Depending on how it’s defined, the SRE role requires a mix of development and operations skills. But creating a functional site reliabilty engineer takes more than telling a software developer or systems engineer to read Google’s book.
“The greater challenge is to help people cultivate a new way of approaching the process of building systems,” Beth says. She points to this equation from Krishelle Hardson-Hurley’s Hacker Noon article about SRE: “Site Reliability Engineer = Software Engineer + Systems Enthusiast.”

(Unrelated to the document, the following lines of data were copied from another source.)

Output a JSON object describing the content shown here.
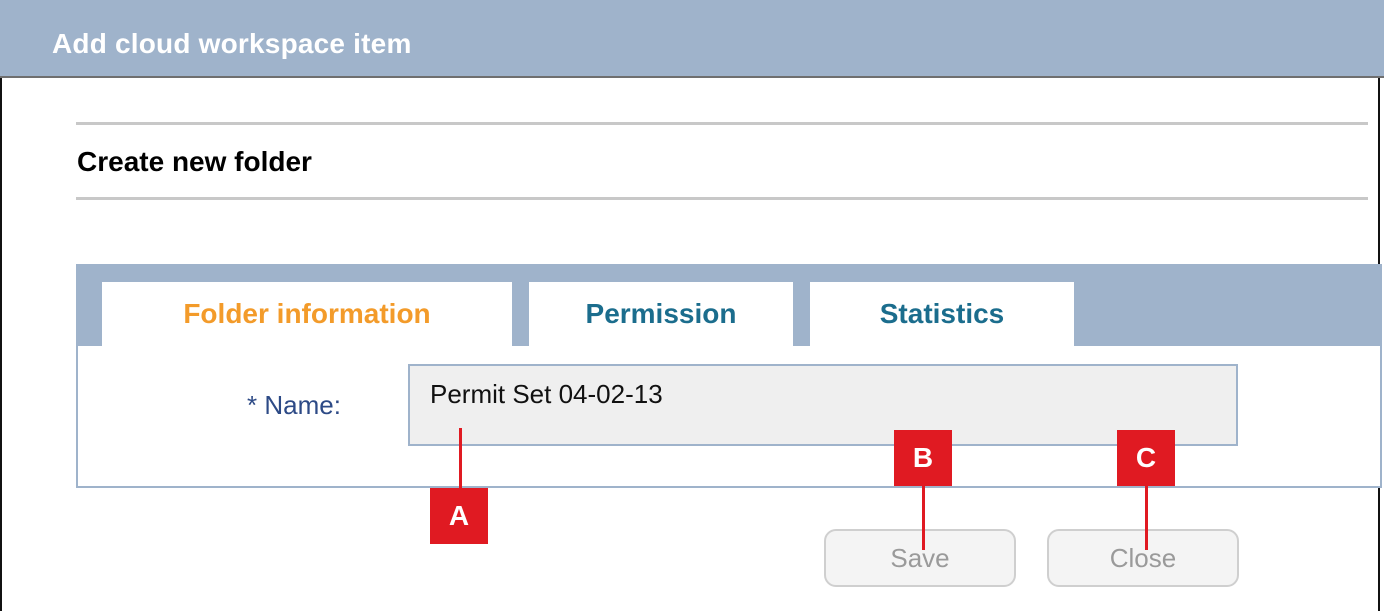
{
  "window": {
    "title": "Add cloud workspace item"
  },
  "section": {
    "title": "Create new folder"
  },
  "tabs": [
    {
      "label": "Folder information",
      "active": true
    },
    {
      "label": "Permission",
      "active": false
    },
    {
      "label": "Statistics",
      "active": false
    }
  ],
  "form": {
    "name_label": "* Name:",
    "name_value": "Permit Set 04-02-13"
  },
  "buttons": {
    "save": "Save",
    "close": "Close",
    "enabled": false
  },
  "callouts": [
    "A",
    "B",
    "C"
  ],
  "colors": {
    "titlebar": "#9fb3cb",
    "active_tab": "#f39b2a",
    "inactive_tab": "#1b6d8d",
    "label": "#2d4a86",
    "callout": "#e01a22"
  }
}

“That equation captures the direction we’re trying to head here at New Relic, which is to say SREs should be well grounded in traditional software engineering practices and tools, but also have a knack for looking at the system holistically and understanding how to move the system towards reliability—or even better, towards resilience and graceful extensibility,” Beth says.
10. SRE should be a catalyst for change
No matter how you define and implement SRE in your company, the role and the practices it embodies should have a cascading effect.
“Let your SREs act as catalysts for those who want to bring reliability to their team,” Jason advises. “At New Relic, our setup allows for some teams to have embedded SREs, and others to have SREs or SRCs available on demand. But that doesn’t stop any team who wants to develop with reliability in mind from doing so on their own.”
Indeed, while SREs have reliability written into their job title and responsibilities, it can and should be everyone’s mission. Jason points to a monthly community session that New Relic’s reliability team holds. Anyone, whether a SRE or not, can attend and ask questions or present on any reliability topic.
“This way, we can spread the ideas and culture of reliability without needing to manage the logistics of which team is most in need of an SRE. We can even implement and manage SRE principles without needing the help of someone with the job title,” he says. In fact, he jokes, “The main mission of an SRE is to automate themselves out of a job.”